Single-Molecule Sorting of Human DNA Repair Enzymes

Abstract

Functional diversity and the dynamic nature of eukaryotic proteome are highly enhanced by posttranslational modifications. Activities of human DNA repair helicases are often controlled by phosphorylation, sumoylation and ubiquitylation. These posttranslational modifications may directly influence the helicase activity or may direct the helicase integration into a particular molecular machine. It is foreseeable that in some cases a few or even a single protein molecule carrying a particular array of modifications could decide the fate of the cell. The presence of a heterogeneous helicase pool in the cell complicates the helicase's biochemical analysis and its structure activity understanding. To this end we have developed single-molecule sorting to quantify, simultaneously probe and distinguish activities of DNA helicases carrying the posttranslational modifications. We surface-tether in vivo biotinylated helicase molecules expressed in human cells.
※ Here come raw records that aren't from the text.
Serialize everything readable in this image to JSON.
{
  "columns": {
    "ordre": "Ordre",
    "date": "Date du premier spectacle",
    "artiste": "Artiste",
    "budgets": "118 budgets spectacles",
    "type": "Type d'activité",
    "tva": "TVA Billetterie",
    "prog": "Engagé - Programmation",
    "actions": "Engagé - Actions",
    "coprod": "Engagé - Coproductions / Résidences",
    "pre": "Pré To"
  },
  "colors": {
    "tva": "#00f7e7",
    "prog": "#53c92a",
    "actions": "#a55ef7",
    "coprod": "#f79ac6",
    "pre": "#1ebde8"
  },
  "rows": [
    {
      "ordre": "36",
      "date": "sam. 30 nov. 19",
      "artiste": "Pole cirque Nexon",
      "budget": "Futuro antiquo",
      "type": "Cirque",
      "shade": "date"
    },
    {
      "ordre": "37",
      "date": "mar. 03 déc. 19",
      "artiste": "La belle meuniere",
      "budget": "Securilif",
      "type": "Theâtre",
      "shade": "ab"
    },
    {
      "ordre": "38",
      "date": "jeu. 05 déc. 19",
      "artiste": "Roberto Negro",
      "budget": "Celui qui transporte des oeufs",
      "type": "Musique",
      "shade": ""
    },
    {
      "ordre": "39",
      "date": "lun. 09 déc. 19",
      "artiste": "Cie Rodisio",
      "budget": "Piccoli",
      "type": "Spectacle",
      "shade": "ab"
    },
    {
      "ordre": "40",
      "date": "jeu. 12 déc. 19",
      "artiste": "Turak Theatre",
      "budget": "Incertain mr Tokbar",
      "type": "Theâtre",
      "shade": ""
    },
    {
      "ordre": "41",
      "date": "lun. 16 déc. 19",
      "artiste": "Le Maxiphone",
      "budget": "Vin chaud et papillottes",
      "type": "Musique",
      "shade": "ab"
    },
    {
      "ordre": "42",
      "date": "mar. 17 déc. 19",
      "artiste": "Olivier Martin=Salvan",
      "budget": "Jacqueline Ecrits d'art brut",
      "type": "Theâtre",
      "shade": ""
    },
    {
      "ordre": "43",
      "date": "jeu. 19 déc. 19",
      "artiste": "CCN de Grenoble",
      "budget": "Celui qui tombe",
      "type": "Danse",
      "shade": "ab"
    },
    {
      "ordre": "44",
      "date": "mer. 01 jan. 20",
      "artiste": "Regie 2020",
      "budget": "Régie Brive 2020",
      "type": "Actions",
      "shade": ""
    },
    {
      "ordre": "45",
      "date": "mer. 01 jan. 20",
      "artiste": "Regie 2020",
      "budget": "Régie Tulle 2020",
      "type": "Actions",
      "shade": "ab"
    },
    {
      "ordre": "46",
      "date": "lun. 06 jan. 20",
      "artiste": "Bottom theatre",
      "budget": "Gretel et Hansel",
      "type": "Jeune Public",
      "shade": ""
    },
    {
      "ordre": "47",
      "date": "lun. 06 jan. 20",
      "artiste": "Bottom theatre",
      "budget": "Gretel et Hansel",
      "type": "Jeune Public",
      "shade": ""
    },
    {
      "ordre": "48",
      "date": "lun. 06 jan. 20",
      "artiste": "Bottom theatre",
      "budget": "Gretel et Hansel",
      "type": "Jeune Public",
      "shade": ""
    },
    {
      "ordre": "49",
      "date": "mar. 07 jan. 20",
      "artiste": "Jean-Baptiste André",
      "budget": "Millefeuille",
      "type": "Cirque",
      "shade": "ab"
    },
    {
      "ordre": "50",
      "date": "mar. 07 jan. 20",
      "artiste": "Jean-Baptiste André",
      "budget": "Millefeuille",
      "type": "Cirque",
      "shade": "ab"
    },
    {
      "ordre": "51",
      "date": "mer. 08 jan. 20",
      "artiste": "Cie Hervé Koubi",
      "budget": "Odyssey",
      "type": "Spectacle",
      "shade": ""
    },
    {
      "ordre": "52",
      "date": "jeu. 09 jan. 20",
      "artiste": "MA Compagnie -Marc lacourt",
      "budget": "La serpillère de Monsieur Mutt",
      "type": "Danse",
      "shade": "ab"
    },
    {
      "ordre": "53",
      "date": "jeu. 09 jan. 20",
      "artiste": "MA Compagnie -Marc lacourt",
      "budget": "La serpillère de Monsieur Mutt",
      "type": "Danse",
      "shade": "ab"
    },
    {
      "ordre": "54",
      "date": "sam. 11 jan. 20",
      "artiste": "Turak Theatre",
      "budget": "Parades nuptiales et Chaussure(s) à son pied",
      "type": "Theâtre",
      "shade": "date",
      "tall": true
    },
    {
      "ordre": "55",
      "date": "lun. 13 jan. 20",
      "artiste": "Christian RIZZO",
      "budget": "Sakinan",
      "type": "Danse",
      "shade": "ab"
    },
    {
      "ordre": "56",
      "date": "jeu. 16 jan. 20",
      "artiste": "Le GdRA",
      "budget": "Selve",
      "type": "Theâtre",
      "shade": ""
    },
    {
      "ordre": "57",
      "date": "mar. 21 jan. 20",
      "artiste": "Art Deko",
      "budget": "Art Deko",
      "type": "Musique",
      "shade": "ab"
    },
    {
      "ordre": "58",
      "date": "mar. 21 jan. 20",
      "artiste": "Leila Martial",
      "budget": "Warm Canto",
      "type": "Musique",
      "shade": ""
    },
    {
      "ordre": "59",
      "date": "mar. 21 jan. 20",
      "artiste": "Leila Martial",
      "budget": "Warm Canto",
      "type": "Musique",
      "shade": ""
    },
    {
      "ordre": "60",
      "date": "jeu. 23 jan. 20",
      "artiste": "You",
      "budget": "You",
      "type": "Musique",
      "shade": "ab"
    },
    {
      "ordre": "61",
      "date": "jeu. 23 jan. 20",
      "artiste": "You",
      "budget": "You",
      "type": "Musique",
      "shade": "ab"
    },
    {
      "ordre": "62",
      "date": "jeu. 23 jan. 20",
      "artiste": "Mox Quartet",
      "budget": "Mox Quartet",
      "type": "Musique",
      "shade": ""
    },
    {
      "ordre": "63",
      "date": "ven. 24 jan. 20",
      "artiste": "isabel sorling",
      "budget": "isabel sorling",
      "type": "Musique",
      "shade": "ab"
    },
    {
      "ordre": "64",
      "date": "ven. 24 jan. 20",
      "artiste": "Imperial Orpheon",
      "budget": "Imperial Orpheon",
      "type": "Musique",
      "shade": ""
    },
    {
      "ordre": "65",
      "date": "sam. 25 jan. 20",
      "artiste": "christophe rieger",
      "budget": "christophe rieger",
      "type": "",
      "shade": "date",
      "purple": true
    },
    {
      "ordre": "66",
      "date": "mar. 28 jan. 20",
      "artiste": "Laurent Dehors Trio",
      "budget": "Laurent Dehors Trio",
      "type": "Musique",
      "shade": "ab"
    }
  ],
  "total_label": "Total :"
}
We then use total internal reflection fluorescence microscopy (TIRFM) to follow activity of each individual surface-tethered molecule over multiple cycles of binding and rearrangement of fluorescently labeled DNA substrates or nucleoprotein complexes. The presence of posttranslational modifications is then revealed and is correlated with the measured activity. The difference between the modified and unmodified enzymes can be evaluated even when only a small fraction of helicase molecules carries the modification of interest. Our experimental strategy overcomes difficulties associated with the comprehensive analysis of heterologously modified cellular pool of proteins. It also circumvents another critical hurdle associated with quantitative analysis of large human proteins, namely the difficulty in obtaining large quantities of active protein. I will discuss application of the single-molecule sorting methodology to study two human DNA repair helicases FBH1 and FANCJ.